We were fortunate in that we visited the massive Monkey Temple on the outskirts of Jaipur. Although there is an easy entrance to the Temple we did it the hard way with a 40 minute walk up a fairly steep slope but it did afford us a great view down the valley and to the site of the Temple. Of course Monkeys were everywhere and having made a steep ascent we now faced a steep descent which afforded us an excellent appreciation of the various levels of the Temple. At the commencement there is a small shrine and a holy man who will receive your offerings and give you a blessing. This is fronted by a rather green expanse of water and many monkeys darting hither and thither.

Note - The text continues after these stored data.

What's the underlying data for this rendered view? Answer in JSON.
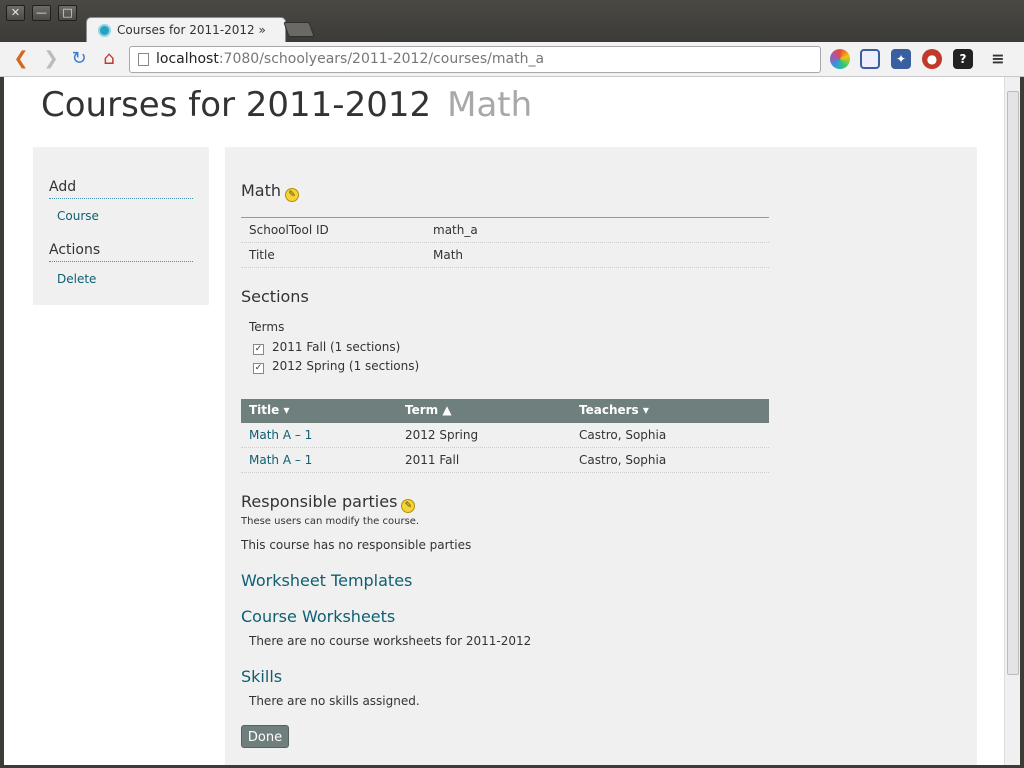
{
  "browser": {
    "tab_title": "Courses for 2011-2012 » ",
    "address_host": "localhost",
    "address_path": ":7080/schoolyears/2011-2012/courses/math_a"
  },
  "page": {
    "title": "Courses for 2011-2012",
    "subtitle": "Math"
  },
  "sidebar": {
    "add_heading": "Add",
    "add_course": "Course",
    "actions_heading": "Actions",
    "delete": "Delete"
  },
  "course": {
    "heading": "Math",
    "fields": [
      {
        "label": "SchoolTool ID",
        "value": "math_a"
      },
      {
        "label": "Title",
        "value": "Math"
      }
    ]
  },
  "sections": {
    "heading": "Sections",
    "terms_label": "Terms",
    "terms": [
      {
        "label": "2011 Fall (1 sections)",
        "checked": true
      },
      {
        "label": "2012 Spring (1 sections)",
        "checked": true
      }
    ],
    "columns": [
      "Title ▾",
      "Term ▲",
      "Teachers ▾"
    ],
    "rows": [
      {
        "title": "Math A – 1",
        "term": "2012 Spring",
        "teachers": "Castro, Sophia"
      },
      {
        "title": "Math A – 1",
        "term": "2011 Fall",
        "teachers": "Castro, Sophia"
      }
    ]
  },
  "responsible": {
    "heading": "Responsible parties",
    "note": "These users can modify the course.",
    "empty": "This course has no responsible parties"
  },
  "worksheet_templates": {
    "heading": "Worksheet Templates"
  },
  "course_worksheets": {
    "heading": "Course Worksheets",
    "empty": "There are no course worksheets for 2011-2012"
  },
  "skills": {
    "heading": "Skills",
    "empty": "There are no skills assigned."
  },
  "done_label": "Done"
}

You go down some steps and get a view of a very large 'staircase' descending into the valley. I was bemused by the rolled barbed wire surmounting the balustrade at the side of the steps. Our guide explained that youths had jumped into the water below and there had been fatalities - hence the wire to deter them. This wire was also adorned with scraps of clothing - the explanation was that the sick come here for a cure and after total immersion in the Holy water, they divest themselves of their old 'diseased' clothing and don new garments. We were so hot we'd have willingly taken the plunge ourselves but I think that might have been frowned upon. In the first pool, fed by mountain waters, men and boys were dunking themselves in the water and to my surprise they were joined by many women jumping into the water fully clothed in their beautiful sarees.

The Waters then plunged down to a much bigger pool and many Monkeys were taking advantage of a cool off. Finally at the bottom of the stairs we arrived at the actual Temple - it was stunning. Just like so many other buildings we saw, the glorious paintings which adorned every wall looked as fresh as the day they were first created- centuries ago. We entered an inner temple and met a Holy Man who had been there for 40 years according to our guide. He was in a small room, brightly coloured and with a small image of the Monkey God. He looked very severe and I wondered if I could make him smile - which I did!